3
votes

Given a set of 2D points, I want to define a polygon that covers a certain percentage of all points while keeping it's area as small as possible.

I started to think of an algorithm like this on:

  1. Start with 2 points that are closest to the mean
  2. Loop over all others points
  3. Add the point that results in the smallest covering area
  4. Repeat 2 & 3 until the desired percentage is reached

I think this would work but it sounds very inefficient. My best bet on calculating the area would be to use an existing implementation of the convex hull. My problem also sounds like a classic mathematical problem and I suspect there to be scipy function that probably does it out of the box.

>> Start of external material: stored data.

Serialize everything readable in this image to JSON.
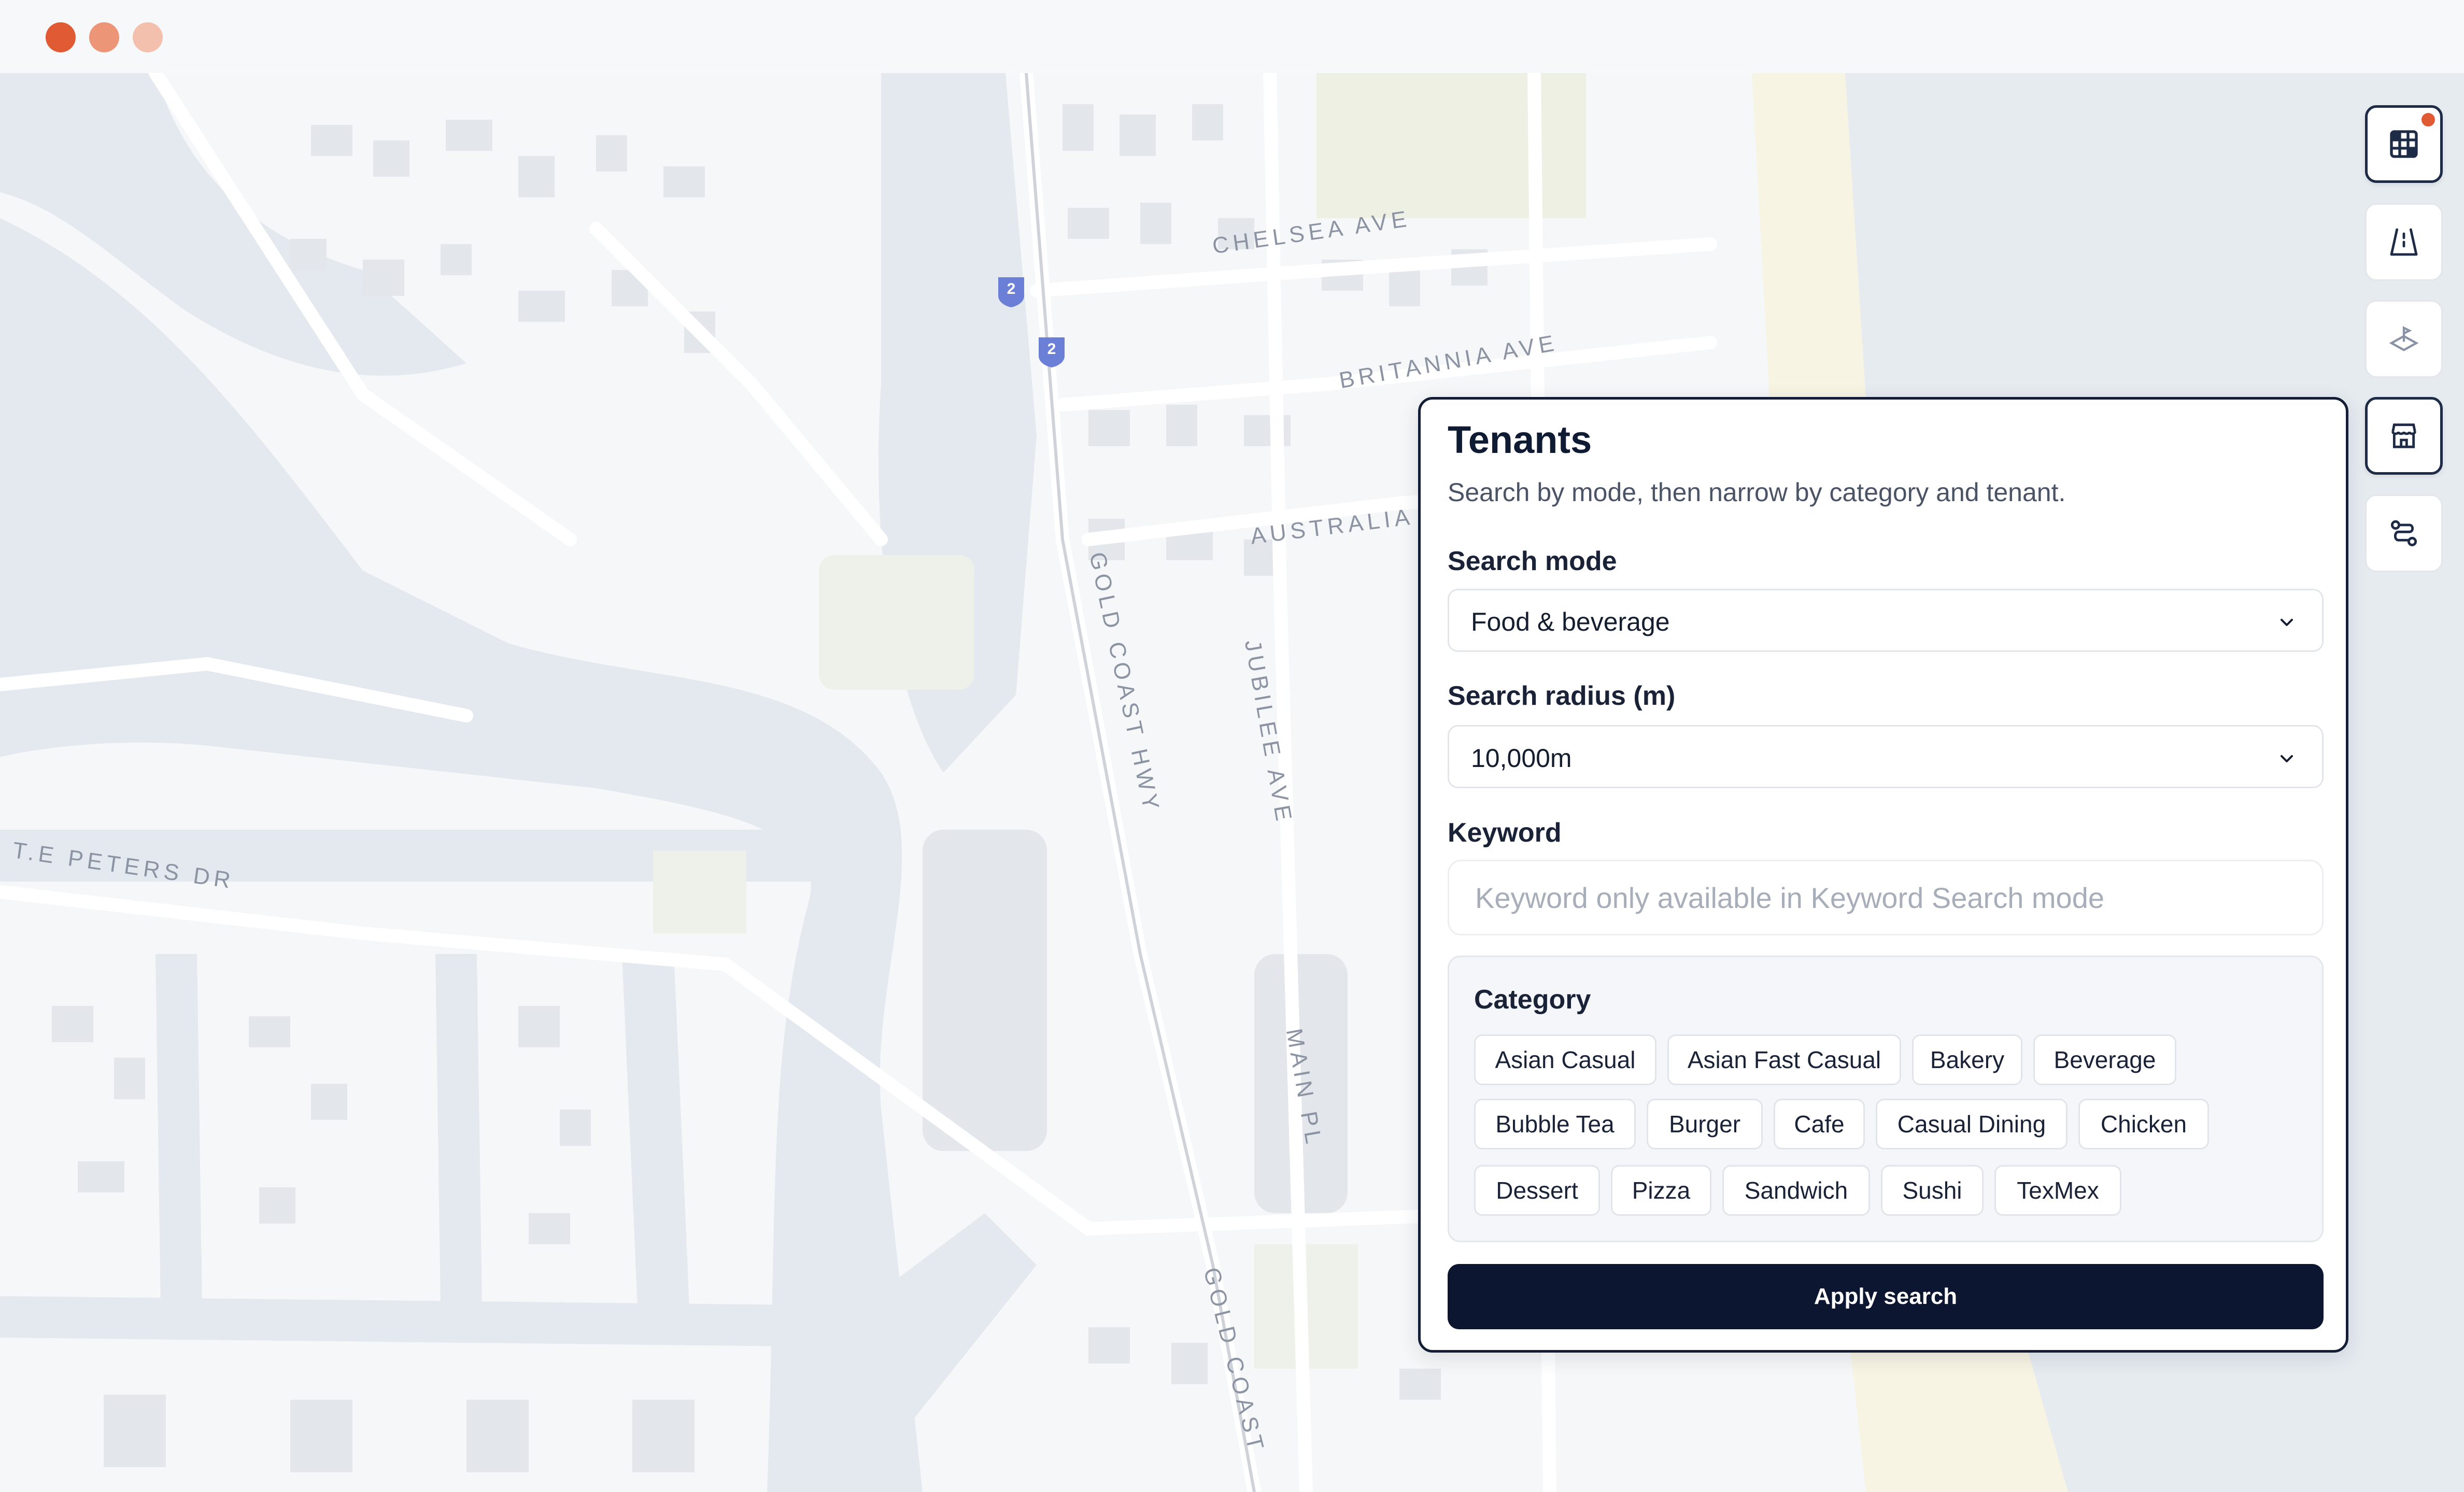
{
  "window": {
    "controls": [
      "close",
      "minimize",
      "maximize"
    ]
  },
  "map": {
    "streets": [
      "CHELSEA AVE",
      "BRITANNIA AVE",
      "AUSTRALIA",
      "GOLD COAST HWY",
      "JUBILEE AVE",
      "T.E PETERS DR",
      "MAIN PL",
      "GOLD COAST"
    ],
    "route_shield": "2"
  },
  "toolbar": {
    "items": [
      {
        "icon": "grid-icon",
        "active": true,
        "notification": true
      },
      {
        "icon": "road-icon",
        "active": false
      },
      {
        "icon": "map-pin-layer-icon",
        "active": false
      },
      {
        "icon": "store-icon",
        "active": true
      },
      {
        "icon": "route-icon",
        "active": false
      }
    ]
  },
  "panel": {
    "title": "Tenants",
    "subtitle": "Search by mode, then narrow by category and tenant.",
    "search_mode": {
      "label": "Search mode",
      "value": "Food & beverage"
    },
    "search_radius": {
      "label": "Search radius (m)",
      "value": "10,000m"
    },
    "keyword": {
      "label": "Keyword",
      "placeholder": "Keyword only available in Keyword Search mode",
      "value": ""
    },
    "category": {
      "label": "Category",
      "options": [
        "Asian Casual",
        "Asian Fast Casual",
        "Bakery",
        "Beverage",
        "Bubble Tea",
        "Burger",
        "Cafe",
        "Casual Dining",
        "Chicken",
        "Dessert",
        "Pizza",
        "Sandwich",
        "Sushi",
        "TexMex"
      ]
    },
    "apply_label": "Apply search"
  },
  "colors": {
    "accent": "#0d1630",
    "traffic_red": "#e05a33",
    "shield": "#6b7fd6",
    "water": "#e4e9ef",
    "land": "#f6f7f8"
  }
}
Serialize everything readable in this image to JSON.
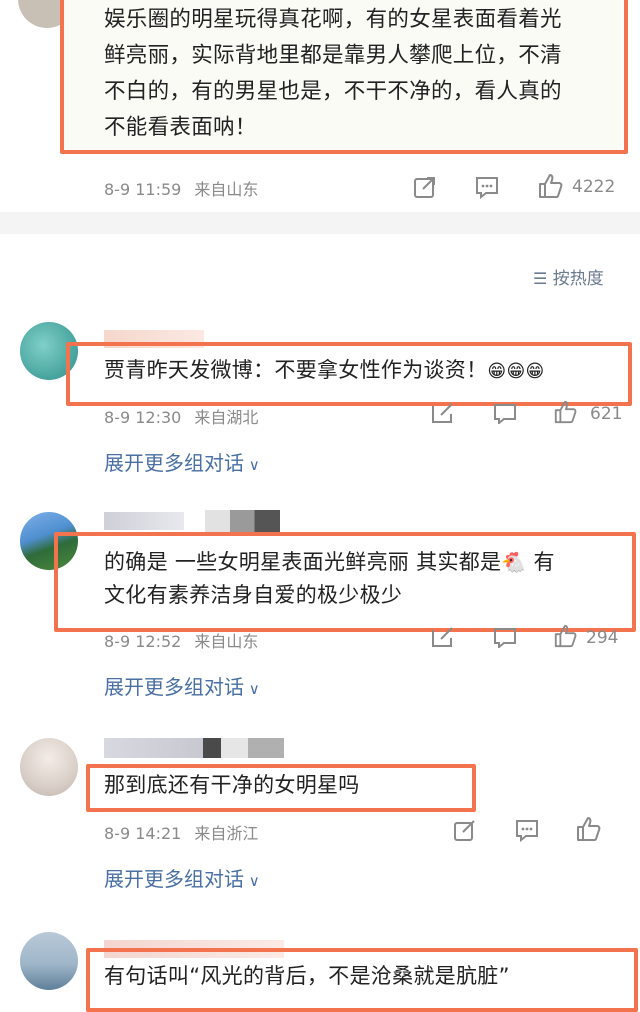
{
  "sort": {
    "label": "按热度"
  },
  "emoji": {
    "grin": "😁😁😁",
    "chicken": "🐔"
  },
  "comments": [
    {
      "lines": [
        "娱乐圈的明星玩得真花啊，有的女星表面看着光",
        "鲜亮丽，实际背地里都是靠男人攀爬上位，不清",
        "不白的，有的男星也是，不干不净的，看人真的",
        "不能看表面呐！"
      ],
      "time": "8-9 11:59",
      "location": "来自山东",
      "likes": "4222"
    },
    {
      "text": "贾青昨天发微博：不要拿女性作为谈资！",
      "time": "8-9 12:30",
      "location": "来自湖北",
      "likes": "621",
      "expand": "展开更多组对话"
    },
    {
      "line1": "的确是 一些女明星表面光鲜亮丽 其实都是",
      "line1_end": "有",
      "line2": "文化有素养洁身自爱的极少极少",
      "time": "8-9 12:52",
      "location": "来自山东",
      "likes": "294",
      "expand": "展开更多组对话"
    },
    {
      "text": "那到底还有干净的女明星吗",
      "time": "8-9 14:21",
      "location": "来自浙江",
      "expand": "展开更多组对话"
    },
    {
      "text": "有句话叫“风光的背后，不是沧桑就是肮脏”"
    }
  ],
  "colors": {
    "highlight": "#f2734d",
    "link": "#4a6fa5",
    "meta": "#8a8a8a"
  }
}
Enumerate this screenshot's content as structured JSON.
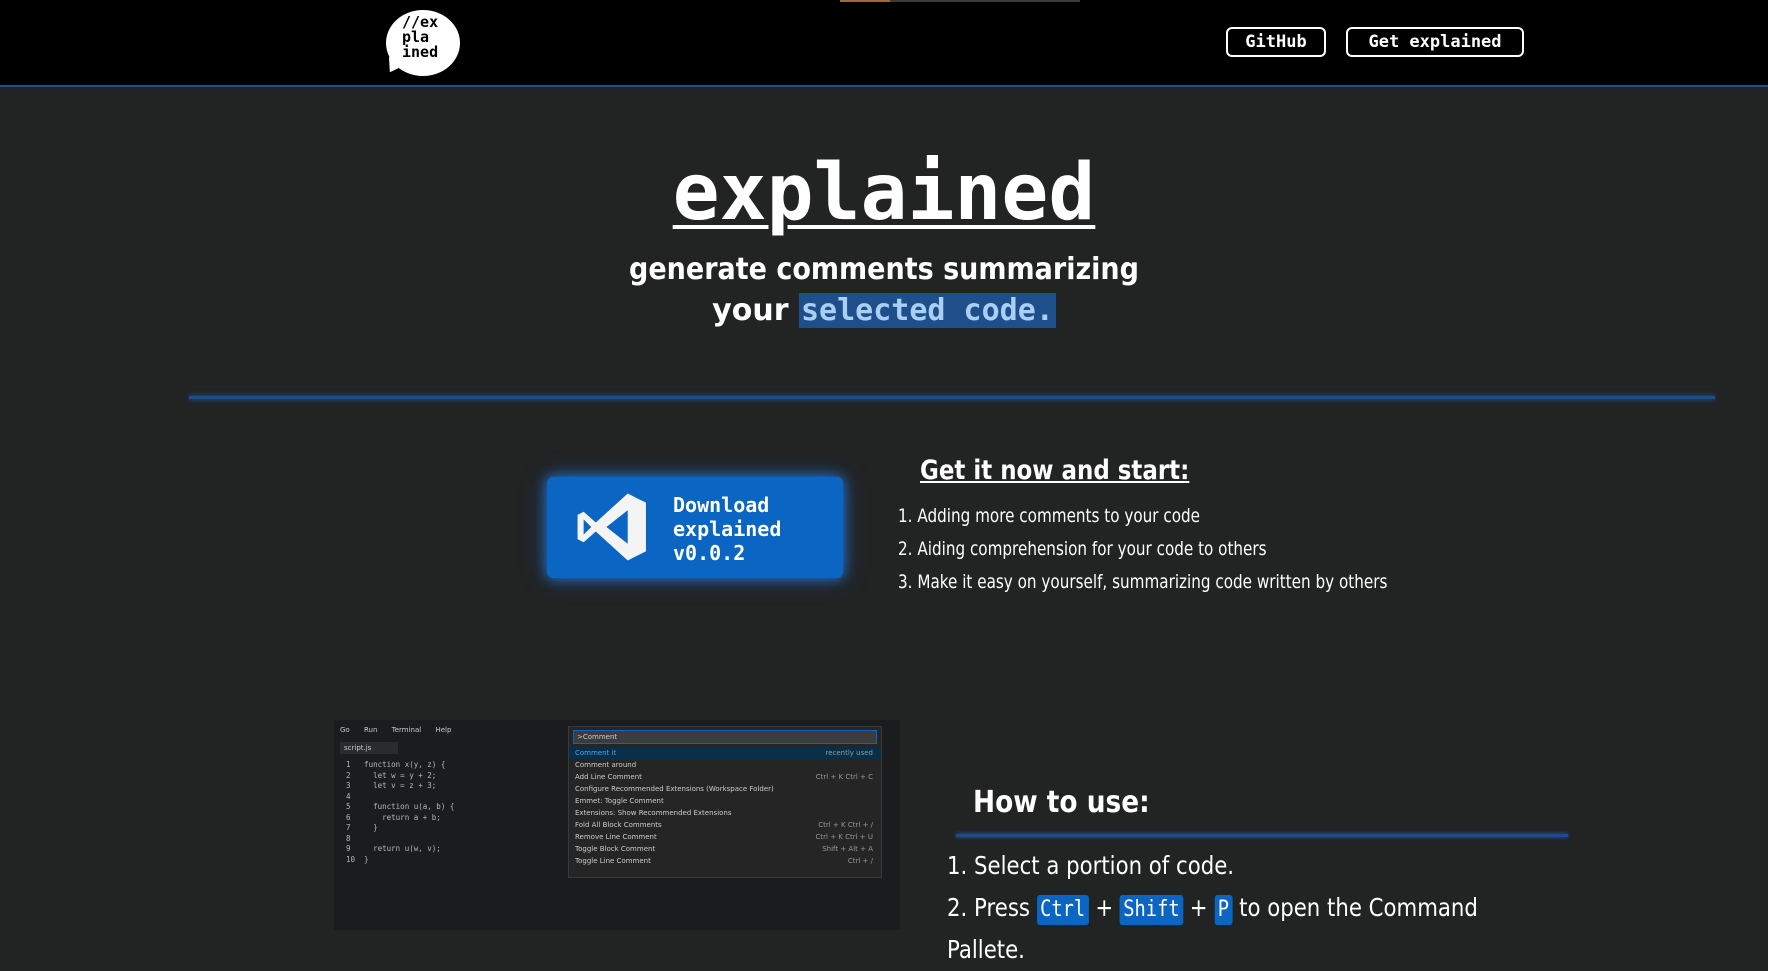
{
  "nav": {
    "logo_text": "//ex\npla\nined",
    "github_label": "GitHub",
    "get_explained_label": "Get explained"
  },
  "hero": {
    "title": "explained",
    "line1": "generate comments summarizing",
    "line2_prefix": "your",
    "line2_highlight": "selected code."
  },
  "download": {
    "icon": "vscode-icon",
    "line1": "Download",
    "line2": "explained",
    "line3": "v0.0.2"
  },
  "getit": {
    "title": "Get it now and start:",
    "items": [
      "1. Adding more comments to your code",
      "2. Aiding comprehension for your code to others",
      "3. Make it easy on yourself, summarizing code written by others"
    ]
  },
  "screenshot": {
    "menu": [
      "Go",
      "Run",
      "Terminal",
      "Help"
    ],
    "tab": "script.js",
    "code": "1   function x(y, z) {\n2     let w = y + 2;\n3     let v = z + 3;\n4\n5     function u(a, b) {\n6       return a + b;\n7     }\n8\n9     return u(w, v);\n10  }",
    "palette_input": ">Comment",
    "palette_items": [
      {
        "text": "Comment it",
        "keys": "recently used"
      },
      {
        "text": "Comment around",
        "keys": ""
      },
      {
        "text": "Add Line Comment",
        "keys": "Ctrl + K  Ctrl + C"
      },
      {
        "text": "Configure Recommended Extensions (Workspace Folder)",
        "keys": ""
      },
      {
        "text": "Emmet: Toggle Comment",
        "keys": ""
      },
      {
        "text": "Extensions: Show Recommended Extensions",
        "keys": ""
      },
      {
        "text": "Fold All Block Comments",
        "keys": "Ctrl + K  Ctrl + /"
      },
      {
        "text": "Remove Line Comment",
        "keys": "Ctrl + K  Ctrl + U"
      },
      {
        "text": "Toggle Block Comment",
        "keys": "Shift + Alt + A"
      },
      {
        "text": "Toggle Line Comment",
        "keys": "Ctrl + /"
      }
    ]
  },
  "howto": {
    "title": "How to use:",
    "step1": "1. Select a portion of code.",
    "step2_prefix": "2. Press",
    "key_ctrl": "Ctrl",
    "key_shift": "Shift",
    "key_p": "P",
    "plus": "+",
    "step2_suffix": "to open the Command Pallete."
  }
}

What's an efficient and simple way of solving or approximating this problem?

EDIT: The resulting polygon should be convex

1
Does your polygon need to be convex?Reblochon Masque
No, it does notpietz
This does not sound like "a classic mathematical problem" to me but does sound very difficult. If, for example, you have 10 points and want to cover 7 of them, in effect you are looking at all combinations of 7 points out of those ten, then finding the smallest-area polygon that includes only those points, Then, out of all those minimal polygons, choose the one with smallest area. Looks hard to me. Also, your suggested algorithm is a "greedy" one, and such algorithms sometimes work but often do not find the optimal result.Rory Daulton
@RoryDaulton You are proposing an exhaustive search. Algorithm building directly the optimal polygon probably exist, at least for the second part computing the polygon. The procedure pietz describe is one of them, however, I cannot convince myself that it build the optimal polygon.Mathieu
The area covering the set of point can be as small as you want. Draw a tree that covers all the points and make the branches very thin, for example. This is obviously not what you want so you need to redefine your constraints.Matt Timmermans

1 Answers

0
votes
  1. find the center of all the points.
  2. Shift all the points to use that as the origin.
  3. swap to polar coordinates.
  4. sort points in order of increasing radius from polar coords.
  5. Select the X% of them closest to the origin.
  6. Generate the convex hull around those points.

Not sure if it is optimal, but it seems computable and should at least be a good approximation.